Franklin was born in Eagle Pass, Texas on July 16, 1962. He was the second oldest of five and remembers his earliest years with difficulty. His father struggled with an alcohol addiction and was abusive to both Franklin and his mother. After completing eighth grade in a town forty minutes away from Eagle Pass, Franklin left school to work and spend time with his friends. He describes his friends during that time as “the wrong crowd,” and identifies thirteen as when he began drinking alcohol. His job was profitable, and was a leader in bringing individuals and families into the states over the border from Mexico. He remembers the nights well. The families were met at a river and he, at thirteen, would lead the way by swimming or hiking through deep water to the path only he knew in the dark. He would park a van behind a local bar and, from there, drive to Austin, San Antonio, Waco or another large city in Texas where the travelers wanted to call home. While money was easy back then, he acknowledges now the destruction that had on his life at such a young age. He could buy anything he wanted, and within a few short years of partying found that he was addicted to heroin. Eventually he was arrested for transporting people across the border and went to jail for six months.

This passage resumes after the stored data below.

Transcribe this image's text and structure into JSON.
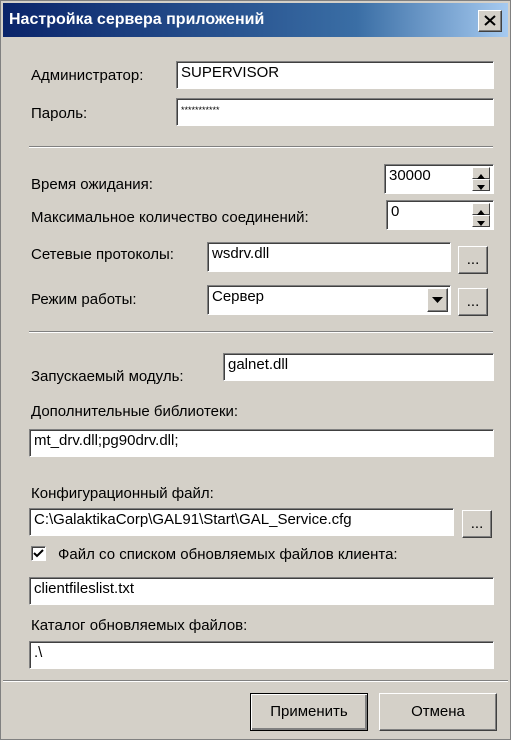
{
  "window": {
    "title": "Настройка сервера приложений"
  },
  "admin": {
    "label": "Администратор:",
    "value": "SUPERVISOR"
  },
  "password": {
    "label": "Пароль:",
    "value": "***********"
  },
  "timeout": {
    "label": "Время ожидания:",
    "value": "30000"
  },
  "max_connections": {
    "label": "Максимальное количество соединений:",
    "value": "0"
  },
  "protocols": {
    "label": "Сетевые протоколы:",
    "value": "wsdrv.dll",
    "browse_label": "..."
  },
  "mode": {
    "label": "Режим работы:",
    "value": "Сервер",
    "browse_label": "..."
  },
  "module": {
    "label": "Запускаемый модуль:",
    "value": "galnet.dll"
  },
  "libraries": {
    "label": "Дополнительные библиотеки:",
    "value": "mt_drv.dll;pg90drv.dll;"
  },
  "config": {
    "label": "Конфигурационный файл:",
    "value": "C:\\GalaktikaCorp\\GAL91\\Start\\GAL_Service.cfg",
    "browse_label": "..."
  },
  "client_files": {
    "checkbox_label": "Файл  со списком  обновляемых файлов клиента:",
    "checked": true,
    "value": "clientfileslist.txt"
  },
  "update_dir": {
    "label": "Каталог обновляемых файлов:",
    "value": ".\\"
  },
  "buttons": {
    "apply": "Применить",
    "cancel": "Отмена"
  }
}
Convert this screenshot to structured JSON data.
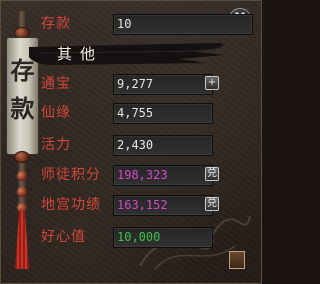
{
  "scroll": {
    "chars": [
      "存",
      "款"
    ]
  },
  "close": {
    "label": "X"
  },
  "deposit": {
    "label": "存款",
    "value": "10"
  },
  "tab": {
    "label": "其他"
  },
  "rows": [
    {
      "label": "通宝",
      "value": "9,277",
      "button": "+",
      "value_color": "#e6e6e6"
    },
    {
      "label": "仙缘",
      "value": "4,755",
      "value_color": "#e6e6e6"
    },
    {
      "label": "活力",
      "value": "2,430",
      "value_color": "#e6e6e6"
    },
    {
      "label": "师徒积分",
      "value": "198,323",
      "button": "兑",
      "value_color": "#d548c8"
    },
    {
      "label": "地宫功绩",
      "value": "163,152",
      "button": "兑",
      "value_color": "#d548c8"
    },
    {
      "label": "好心值",
      "value": "10,000",
      "value_color": "#3fc24a"
    }
  ],
  "colors": {
    "label": "#d2473a",
    "panel": "#2a221d",
    "field": "#2a2a2a"
  },
  "icons": {
    "close": "close-icon",
    "add": "plus-icon",
    "exchange": "exchange-icon"
  }
}
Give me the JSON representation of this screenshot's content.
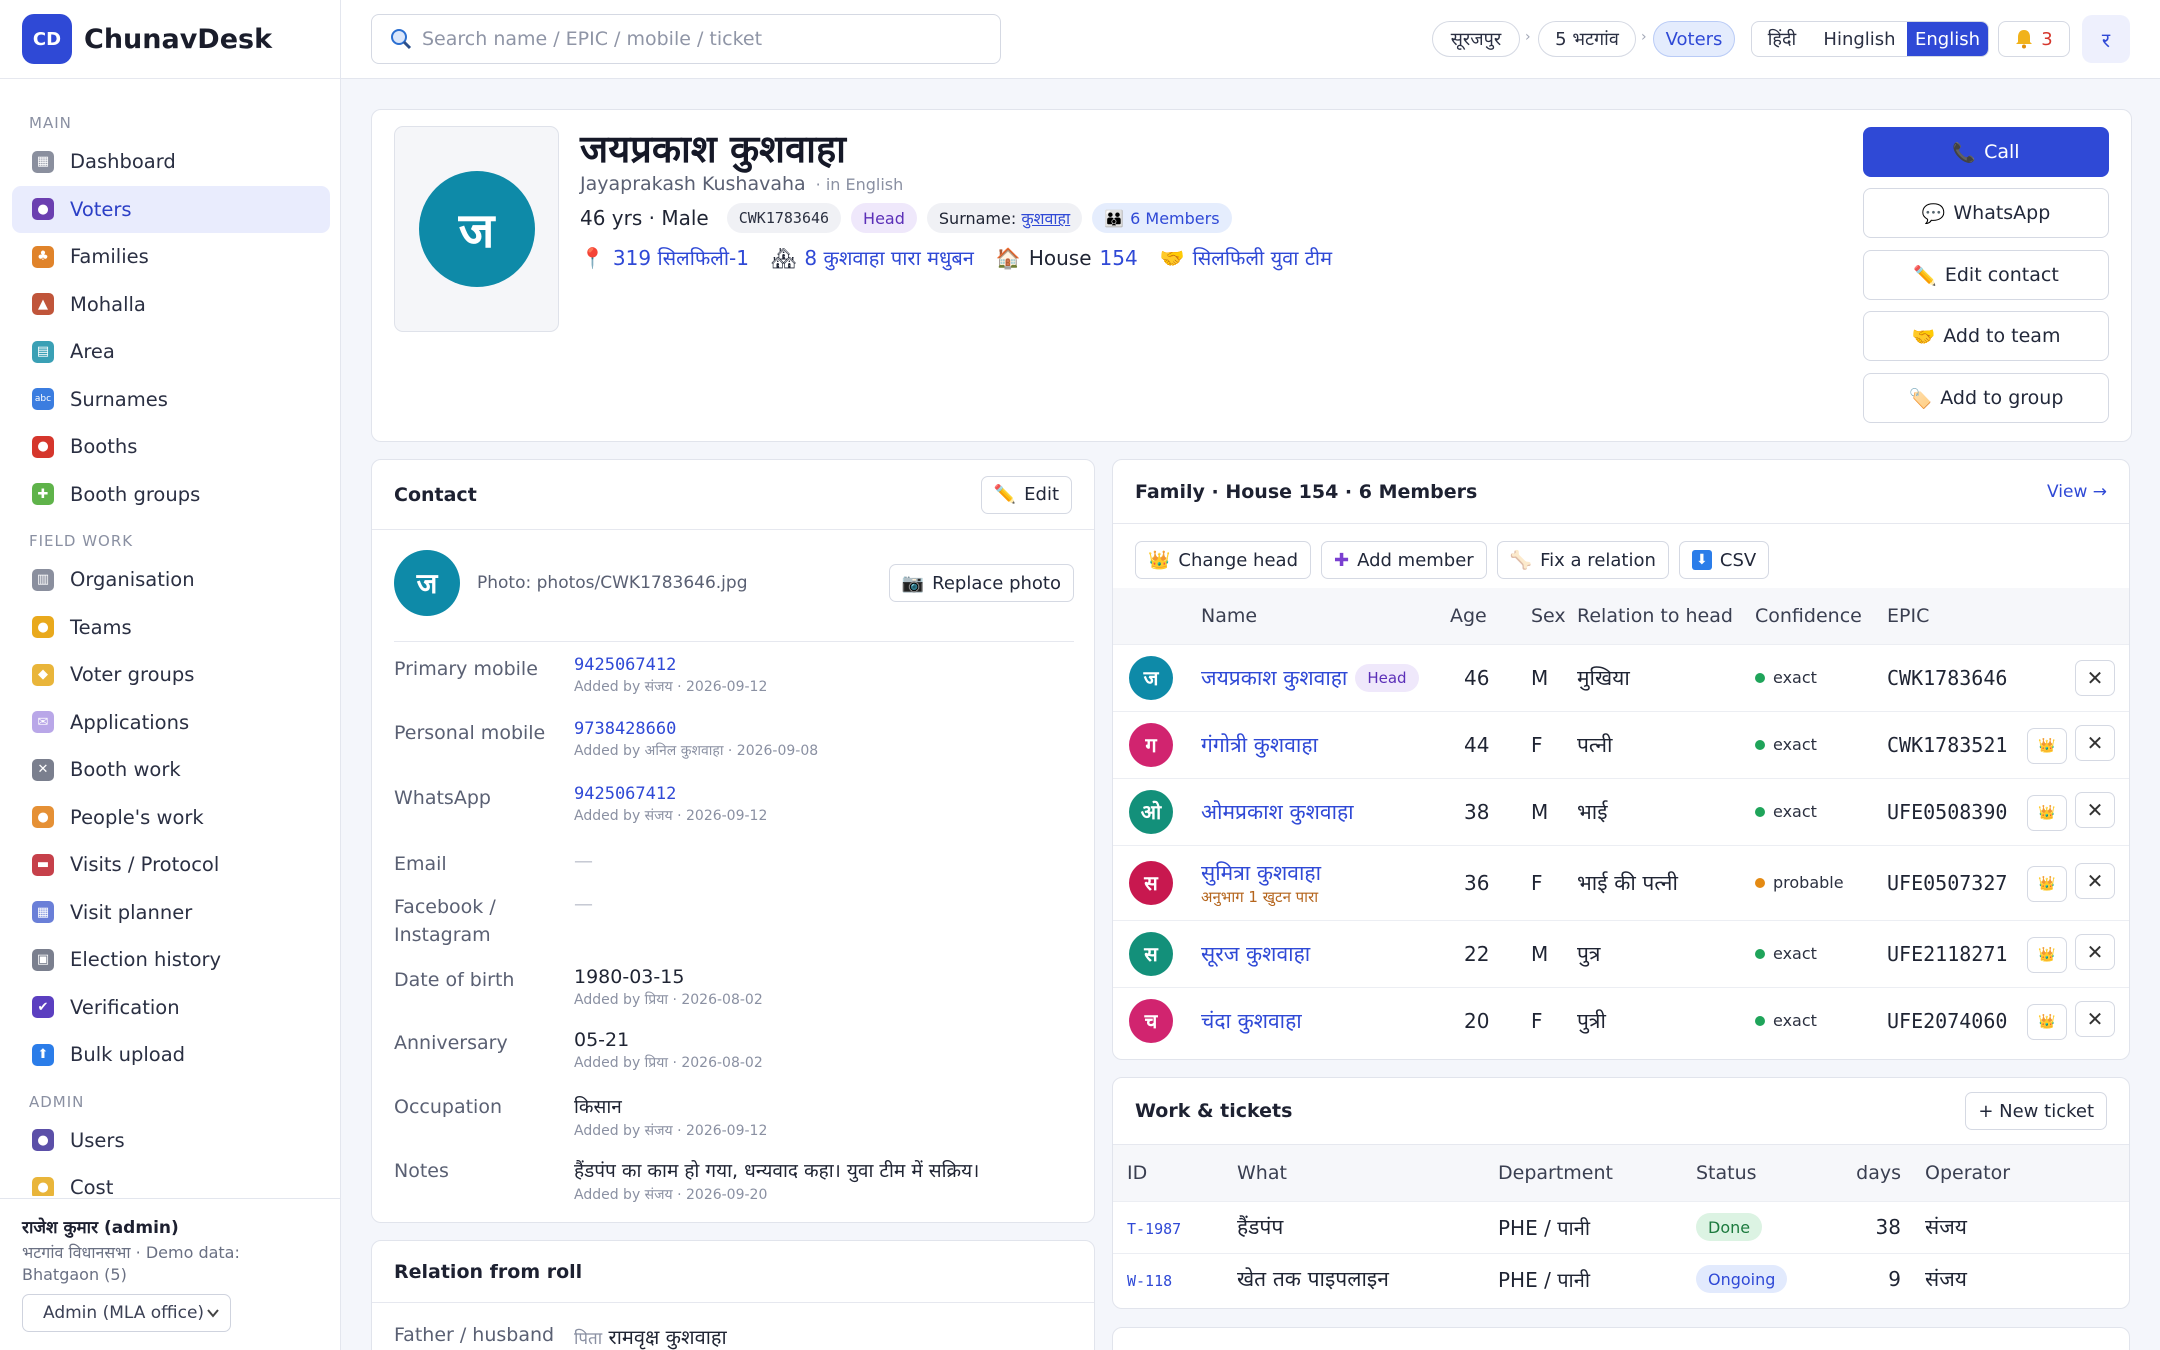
{
  "app": {
    "logo": "CD",
    "name": "ChunavDesk"
  },
  "sidebar": {
    "sections": [
      {
        "title": "MAIN",
        "items": [
          {
            "label": "Dashboard",
            "icon": "grid-icon"
          },
          {
            "label": "Voters",
            "icon": "person-icon",
            "active": true
          },
          {
            "label": "Families",
            "icon": "family-icon"
          },
          {
            "label": "Mohalla",
            "icon": "houses-icon"
          },
          {
            "label": "Area",
            "icon": "map-icon"
          },
          {
            "label": "Surnames",
            "icon": "abc-icon"
          },
          {
            "label": "Booths",
            "icon": "pin-icon"
          },
          {
            "label": "Booth groups",
            "icon": "puzzle-icon"
          }
        ]
      },
      {
        "title": "FIELD WORK",
        "items": [
          {
            "label": "Organisation",
            "icon": "building-icon"
          },
          {
            "label": "Teams",
            "icon": "handshake-icon"
          },
          {
            "label": "Voter groups",
            "icon": "tag-icon"
          },
          {
            "label": "Applications",
            "icon": "envelope-icon"
          },
          {
            "label": "Booth work",
            "icon": "tools-icon"
          },
          {
            "label": "People's work",
            "icon": "hand-icon"
          },
          {
            "label": "Visits / Protocol",
            "icon": "car-icon"
          },
          {
            "label": "Visit planner",
            "icon": "calendar-icon"
          },
          {
            "label": "Election history",
            "icon": "ballot-icon"
          },
          {
            "label": "Verification",
            "icon": "check-icon"
          },
          {
            "label": "Bulk upload",
            "icon": "upload-icon"
          }
        ]
      },
      {
        "title": "ADMIN",
        "items": [
          {
            "label": "Users",
            "icon": "users-icon"
          },
          {
            "label": "Cost",
            "icon": "coin-icon"
          }
        ]
      }
    ],
    "footer": {
      "user": "राजेश कुमार (admin)",
      "sub": "भटगांव विधानसभा · Demo data: Bhatgaon (5)",
      "role": "Admin (MLA office)"
    }
  },
  "topbar": {
    "search_placeholder": "Search name / EPIC / mobile / ticket",
    "crumbs": [
      "सूरजपुर",
      "5 भटगांव",
      "Voters"
    ],
    "languages": [
      "हिंदी",
      "Hinglish",
      "English"
    ],
    "active_language": "English",
    "notifications": "3",
    "user_initial": "र"
  },
  "profile": {
    "initial": "ज",
    "name": "जयप्रकाश कुशवाहा",
    "name_en": "Jayaprakash Kushavaha",
    "name_en_note": "· in English",
    "age_sex": "46 yrs · Male",
    "epic": "CWK1783646",
    "role_tag": "Head",
    "surname_label": "Surname:",
    "surname": "कुशवाहा",
    "members": "6 Members",
    "booth": "319 सिलफिली-1",
    "mohalla": "8 कुशवाहा पारा मधुबन",
    "house_label": "House",
    "house": "154",
    "team": "सिलफिली युवा टीम",
    "actions": [
      "Call",
      "WhatsApp",
      "Edit contact",
      "Add to team",
      "Add to group"
    ]
  },
  "contact": {
    "title": "Contact",
    "edit": "Edit",
    "photo_text": "Photo: photos/CWK1783646.jpg",
    "replace_photo": "Replace photo",
    "fields": [
      {
        "label": "Primary mobile",
        "value": "9425067412",
        "meta": "Added by संजय · 2026-09-12"
      },
      {
        "label": "Personal mobile",
        "value": "9738428660",
        "meta": "Added by अनिल कुशवाहा · 2026-09-08"
      },
      {
        "label": "WhatsApp",
        "value": "9425067412",
        "meta": "Added by संजय · 2026-09-12"
      },
      {
        "label": "Email",
        "value": "—",
        "meta": ""
      },
      {
        "label": "Facebook / Instagram",
        "value": "—",
        "meta": ""
      },
      {
        "label": "Date of birth",
        "value": "1980-03-15",
        "meta": "Added by प्रिया · 2026-08-02"
      },
      {
        "label": "Anniversary",
        "value": "05-21",
        "meta": "Added by प्रिया · 2026-08-02"
      },
      {
        "label": "Occupation",
        "value": "किसान",
        "meta": "Added by संजय · 2026-09-12"
      },
      {
        "label": "Notes",
        "value": "हैंडपंप का काम हो गया, धन्यवाद कहा। युवा टीम में सक्रिय।",
        "meta": "Added by संजय · 2026-09-20"
      }
    ]
  },
  "relation": {
    "title": "Relation from roll",
    "label": "Father / husband",
    "prefix": "पिता",
    "value": "रामवृक्ष कुशवाहा"
  },
  "family": {
    "title": "Family · House 154 · 6 Members",
    "view": "View →",
    "actions": [
      "Change head",
      "Add member",
      "Fix a relation",
      "CSV"
    ],
    "columns": [
      "Name",
      "Age",
      "Sex",
      "Relation to head",
      "Confidence",
      "EPIC"
    ],
    "rows": [
      {
        "initial": "ज",
        "color": "#0e8aa8",
        "name": "जयप्रकाश कुशवाहा",
        "tag": "Head",
        "sub": "",
        "age": "46",
        "sex": "M",
        "relation": "मुखिया",
        "confidence": "exact",
        "epic": "CWK1783646"
      },
      {
        "initial": "ग",
        "color": "#d1246f",
        "name": "गंगोत्री कुशवाहा",
        "tag": "",
        "sub": "",
        "age": "44",
        "sex": "F",
        "relation": "पत्नी",
        "confidence": "exact",
        "epic": "CWK1783521"
      },
      {
        "initial": "ओ",
        "color": "#13907a",
        "name": "ओमप्रकाश कुशवाहा",
        "tag": "",
        "sub": "",
        "age": "38",
        "sex": "M",
        "relation": "भाई",
        "confidence": "exact",
        "epic": "UFE0508390"
      },
      {
        "initial": "स",
        "color": "#c8184f",
        "name": "सुमित्रा कुशवाहा",
        "tag": "",
        "sub": "अनुभाग 1 खुटन पारा",
        "age": "36",
        "sex": "F",
        "relation": "भाई की पत्नी",
        "confidence": "probable",
        "epic": "UFE0507327"
      },
      {
        "initial": "स",
        "color": "#13907a",
        "name": "सूरज कुशवाहा",
        "tag": "",
        "sub": "",
        "age": "22",
        "sex": "M",
        "relation": "पुत्र",
        "confidence": "exact",
        "epic": "UFE2118271"
      },
      {
        "initial": "च",
        "color": "#d1246f",
        "name": "चंदा कुशवाहा",
        "tag": "",
        "sub": "",
        "age": "20",
        "sex": "F",
        "relation": "पुत्री",
        "confidence": "exact",
        "epic": "UFE2074060"
      }
    ]
  },
  "tickets": {
    "title": "Work & tickets",
    "new_ticket": "+ New ticket",
    "columns": [
      "ID",
      "What",
      "Department",
      "Status",
      "days",
      "Operator"
    ],
    "rows": [
      {
        "id": "T-1987",
        "what": "हैंडपंप",
        "department": "PHE / पानी",
        "status": "Done",
        "days": "38",
        "operator": "संजय"
      },
      {
        "id": "W-118",
        "what": "खेत तक पाइपलाइन",
        "department": "PHE / पानी",
        "status": "Ongoing",
        "days": "9",
        "operator": "संजय"
      }
    ]
  },
  "colors": {
    "accent": "#2f49d6",
    "exact": "#1fa45a",
    "probable": "#e48a12",
    "done_bg": "#dcf3e3",
    "ongoing_bg": "#e2eafd"
  }
}
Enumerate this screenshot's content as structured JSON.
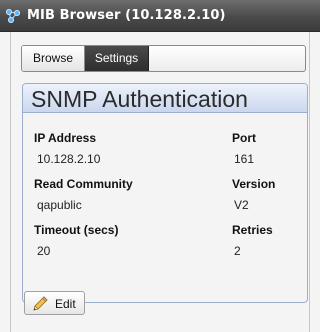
{
  "window": {
    "title": "MIB Browser (10.128.2.10)",
    "icon": "network-nodes-icon"
  },
  "tabs": [
    {
      "label": "Browse",
      "active": false
    },
    {
      "label": "Settings",
      "active": true
    }
  ],
  "panel": {
    "title": "SNMP Authentication",
    "fields": {
      "ip_address": {
        "label": "IP Address",
        "value": "10.128.2.10"
      },
      "port": {
        "label": "Port",
        "value": "161"
      },
      "read_community": {
        "label": "Read Community",
        "value": "qapublic"
      },
      "version": {
        "label": "Version",
        "value": "V2"
      },
      "timeout": {
        "label": "Timeout (secs)",
        "value": "20"
      },
      "retries": {
        "label": "Retries",
        "value": "2"
      }
    }
  },
  "actions": {
    "edit_label": "Edit",
    "edit_icon": "pencil-icon"
  },
  "colors": {
    "titlebar": "#4a4a4a",
    "active_tab": "#333333",
    "panel_border": "#9aaed0",
    "panel_header": "#c9d7ee"
  }
}
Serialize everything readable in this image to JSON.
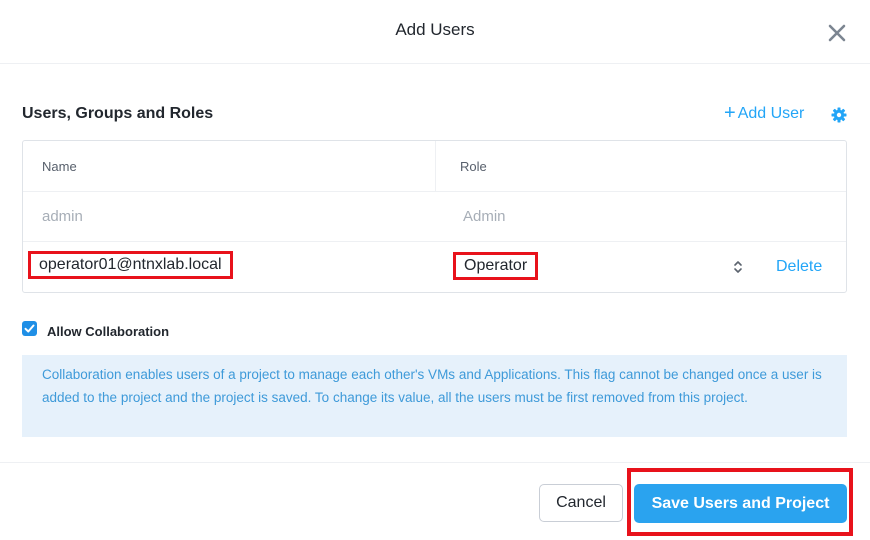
{
  "dialog": {
    "title": "Add Users"
  },
  "section": {
    "title": "Users, Groups and Roles",
    "add_user_label": "Add User",
    "add_icon": "plus-icon",
    "settings_icon": "gear-icon"
  },
  "table": {
    "headers": {
      "name": "Name",
      "role": "Role"
    },
    "rows": [
      {
        "name": "admin",
        "role": "Admin"
      },
      {
        "name": "operator01@ntnxlab.local",
        "role": "Operator",
        "action": "Delete"
      }
    ]
  },
  "collaboration": {
    "checked": true,
    "label": "Allow Collaboration",
    "info": "Collaboration enables users of a project to manage each other's VMs and Applications. This flag cannot be changed once a user is added to the project and the project is saved. To change its value, all the users must be first removed from this project."
  },
  "footer": {
    "cancel_label": "Cancel",
    "save_label": "Save Users and Project"
  },
  "colors": {
    "accent": "#22a5f7",
    "highlight": "#e8121b",
    "primary_button": "#2aa3ef",
    "info_bg": "#e6f1fb"
  }
}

In October of 1983, just months after his 18th birthday, his parents were killed in a car accident. Not soon after, his eldest brother was arrested and sentenced to three years in prison in Mexico—which turned into life without parole. Now the eldest in his family, he felt it was his responsibility to take care of his younger siblings. With the death of his parents, he felt it was time for a change of scenery. In 1984, Franklin and his three younger siblings came to Austin. They rented a two bedroom apartment with his sister in one room and the three boys in another. Together, Franklin and his brother worked as painters while his sister worked at a restaurant. After some time, his sister moved in with a boyfriend and the oldest of the two brothers moved in with a girlfriend, leaving Franklin and his youngest brother living together. In 1986, he married a girl he went to school with when they were younger and together they had four children. Franklin and his siblings continued to be addicted to heroin and found all sorts of ways to feed their habit. Thirteen years passed with ups and downs in Franklin’s marriage until he was arrested. When he went to jail for three years, his wife had a “nervous breakdown” and checked herself into the state hospital, leaving their children in the custody of her parents.
Franklin thought about his children every day while in jail and counted down the hours until he could see them again. When released, his wife had already filed papers to divorce him and had gotten a restraining order against him preventing him from seeing his children. This began his battle with depression. In 1998, at age 26, his sister died of a drug overdose. Her funeral was the only time he went back to Eagle Pass. He mentioned that at her funeral he was approached by his old friends from when he was a teenager. He felt angry and was not happy to see them, as they were the ones who introduced him to drugs. He and his brother began going to the methadone clinic and the next few years were filled with spouts of sobriety, relapse, and heavy usage. His life took another turn into darkness when he began work as a “booster,” and stole the items needed for those cooking drugs. He remembers the dealers getting him hooked by offering him drugs for free at first, then once he was used to it, demanding supplies in exchange. Franklin mentioned it being a blessing in disguise that he was proficient at stealing from stores as it kept him from breaking into homes or attempting to rob a bank. He mentioned that this too kept him from feeling the need to carry gun.
In 2000, he met and married a woman, and began his recovery once more. He worked construction until 2005 when he was let go. His relationship with his second wife was a rocky one, and she was often on his case about using drugs—even though the period there were together he was sober. He felt as though if she was going to accuse him of using he might as well begin using again. In 2005, he walked away from it all. He left his wife, his duplex and all of his possessions. He stated that for the next four years he lived on the street. He spent many nights at the ARCH and spent 4-5 months out of each year in jail. He slowly felt the life leaving his body every night he spent on the street.
The night he changed his life forever was in the winter of 2009. He woke up in the street ill and freezing and thought he was sure to die. He made his way to the ARCH where they sent him to Psychiatric Emergency Services (PES). At PES, they told him there would be a week-long wait for him to get an appointment, but after he continually vomited in the waiting room they called an ambulance and sent him to St. David’s. He stayed at St. David’s under the care of Dr. Pasero for three days and after he was well enough to leave, sent him on his way with a prescription for methadone. His wife found him at the ARCH one day and begged him to come back home. He asked her to leave and to stop looking for him, stating that he finally had peace in his heart and felt that had he gone back with her, he would fall back into the same depression he escaped three years ago. Franklin moved into housing as part of the Permanent Supportive Housing program on March 2, 2012. He has not used drugs since that winter in 2009 and has found a path rich in friendship, support and freedom from addiction.